The President also asserted that “the Social Security trustees have estimated that every year we wait to solve the problem…costs about $600 billion.”  This is a distortion of what the Trustees reported.  It is true that the dollar figure that this year’s Trustees’ report shows as being the size of the Social Security shortfall when the shortfall is measured into eternity (i.e., over an “infinite horizon”) is over $600 billion larger than the figure shown in last year’s Trustees’ report.  But that is largely because this year’s figure is expressed in 2005 dollars and last year’s figure was expressed in 2004 dollars.  The dollar declined in value over the last year.

That the President’s intimation that the shortfall grows dramatically larger each year we wait is a distortion can be seen by examining a more relevant piece of data from the Trustees’ reports — the size of the shortfall when measured as a share of the economy.  For the cost of addressing the Social Security shortfall to be growing significantly larger with each passing year, that cost must be increasing as a share of the economy.  It isn’t.  The Trustees’ report shows that the size of the shortfall, measured as a share of the economy, is the same this year as it was last year.  The $600 billion figure is largely a reflection of expressing the shortfall in less valuable 2005 dollars than in more valuable 2004 dollars.  In other words, the President’s $600 billion assertion is a bit of statistical legerdemain.

5.   Portraying the private accounts he is proposing are merely what Congress has already provided for itself.

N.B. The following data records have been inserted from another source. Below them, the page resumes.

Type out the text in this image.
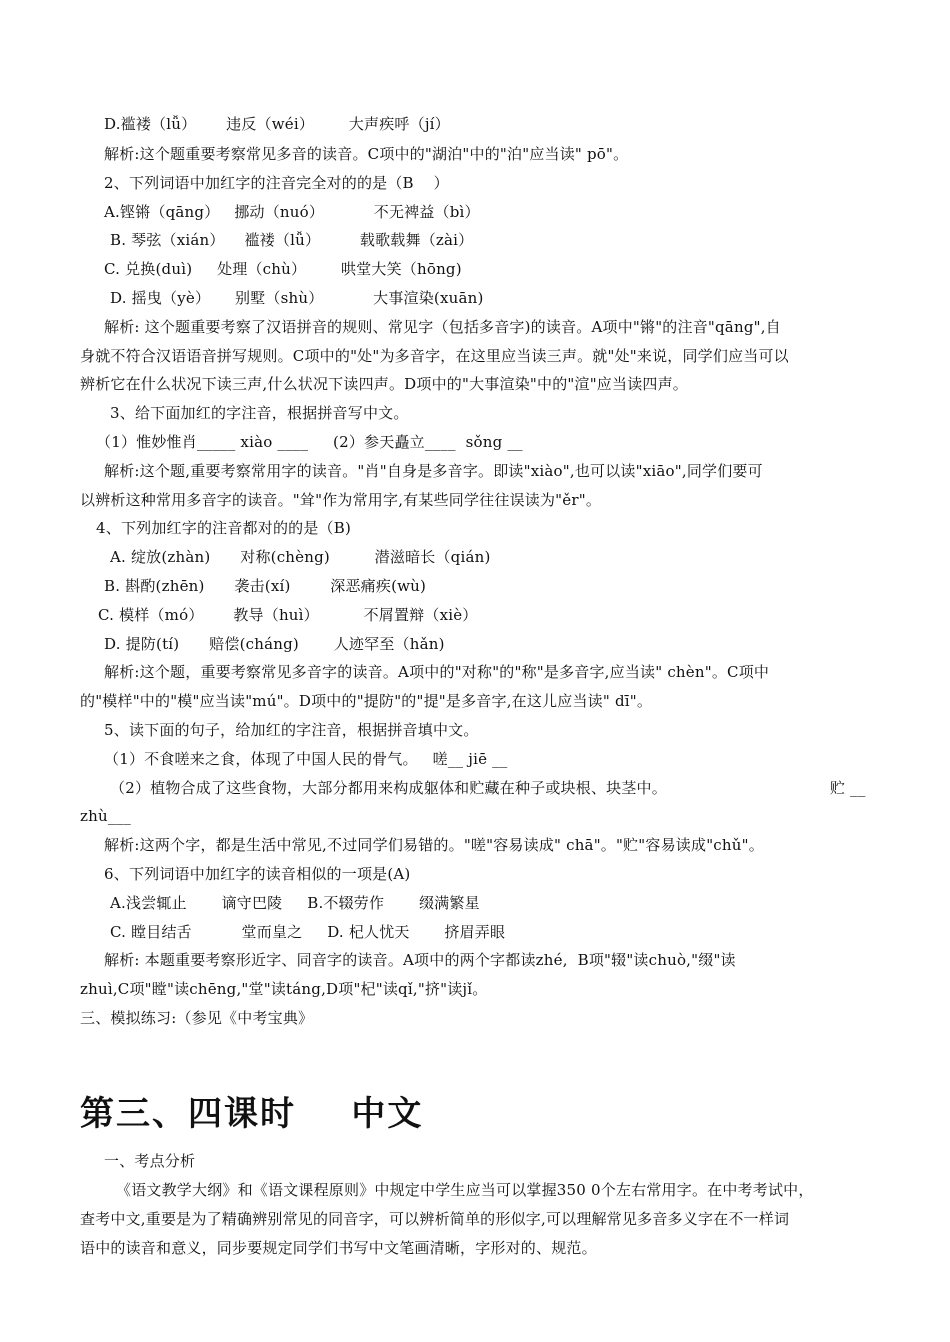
D.褴褛（lǚ）      违反（wéi）       大声疾呼（jí）
解析:这个题重要考察常见多音的读音。C项中的"湖泊"中的"泊"应当读" pō"。
2、下列词语中加红字的注音完全对的的是（B    ）
A.铿锵（qāng）   挪动（nuó）          不无裨益（bì）
B. 琴弦（xián）    褴褛（lǚ）        载歌载舞（zài）
C. 兑换(duì)     处理（chù）       哄堂大笑（hōng)
D. 摇曳（yè）     别墅（shù）          大事渲染(xuān)
解析: 这个题重要考察了汉语拼音的规则、常见字（包括多音字)的读音。A项中"锵"的注音"qāng",自
身就不符合汉语语音拼写规则。C项中的"处"为多音字，在这里应当读三声。就"处"来说，同学们应当可以
辨析它在什么状况下读三声,什么状况下读四声。D项中的"大事渲染"中的"渲"应当读四声。
3、给下面加红的字注音，根据拼音写中文。
（1）惟妙惟肖_____ xiào ____     (2）参天矗立____  sǒng __
解析:这个题,重要考察常用字的读音。"肖"自身是多音字。即读"xiào",也可以读"xiāo",同学们要可
以辨析这种常用多音字的读音。"耸"作为常用字,有某些同学往往误读为"ěr"。
4、下列加红字的注音都对的的是（B)
A. 绽放(zhàn)      对称(chèng)         潜滋暗长（qián)
B. 斟酌(zhēn)      袭击(xí)        深恶痛疾(wù)
C. 模样（mó）      教导（huì）         不屑置辩（xiè）
D. 提防(tí)      赔偿(cháng)       人迹罕至（hǎn)
解析:这个题，重要考察常见多音字的读音。A项中的"对称"的"称"是多音字,应当读" chèn"。C项中
的"模样"中的"模"应当读"mú"。D项中的"提防"的"提"是多音字,在这儿应当读" dī"。
5、读下面的句子，给加红的字注音，根据拼音填中文。
（1）不食嗟来之食，体现了中国人民的骨气。   嗟__ jiē __
（2）植物合成了这些食物，大部分都用来构成躯体和贮藏在种子或块根、块茎中。	贮 __
zhù___
解析:这两个字，都是生活中常见,不过同学们易错的。"嗟"容易读成" chā"。"贮"容易读成"chǔ"。
6、下列词语中加红字的读音相似的一项是(A)
A.浅尝辄止       谪守巴陵     B.不辍劳作       缀满繁星
C. 瞠目结舌          堂而皇之     D. 杞人忧天       挤眉弄眼
解析: 本题重要考察形近字、同音字的读音。A项中的两个字都读zhé,  B项"辍"读chuò,"缀"读
zhuì,C项"瞠"读chēng,"堂"读táng,D项"杞"读qǐ,"挤"读jǐ。
三、模拟练习:（参见《中考宝典》
第三、四课时    中文
一、考点分析
《语文教学大纲》和《语文课程原则》中规定中学生应当可以掌握350 0个左右常用字。在中考考试中，
查考中文,重要是为了精确辨别常见的同音字，可以辨析简单的形似字,可以理解常见多音多义字在不一样词
语中的读音和意义，同步要规定同学们书写中文笔画清晰，字形对的、规范。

The President declared that “Congress felt so strongly that people ought to be able to own and manage their own accounts, they set one up for themselves.  You’ve heard me say, I like to say this, if it’s good enough for the Congress it is - - it ought to be good enough for the workers, to give them that option.”

What the President is proposing, however, is not what Congress has.  The investment option that Members of Congress and other federal employees have, under which they can put money for retirement into investment accounts through the “Thrift Savings Plan,” is in addition to Social Security, not in place of part of it.  Members of Congress who take this option do not have their Social Security benefits reduced in return.

This Congressional option is akin to the 401(k) plans that many private employers offer, not to the private accounts the President is proposing, under which Social Security benefits are reduced substantially for those who elect the accounts.


End Notes:

[1] Robert J. Shiller, “The Life-Cycle Personal Accounts Proposal for Social Security: An Evaluation,” March 2005.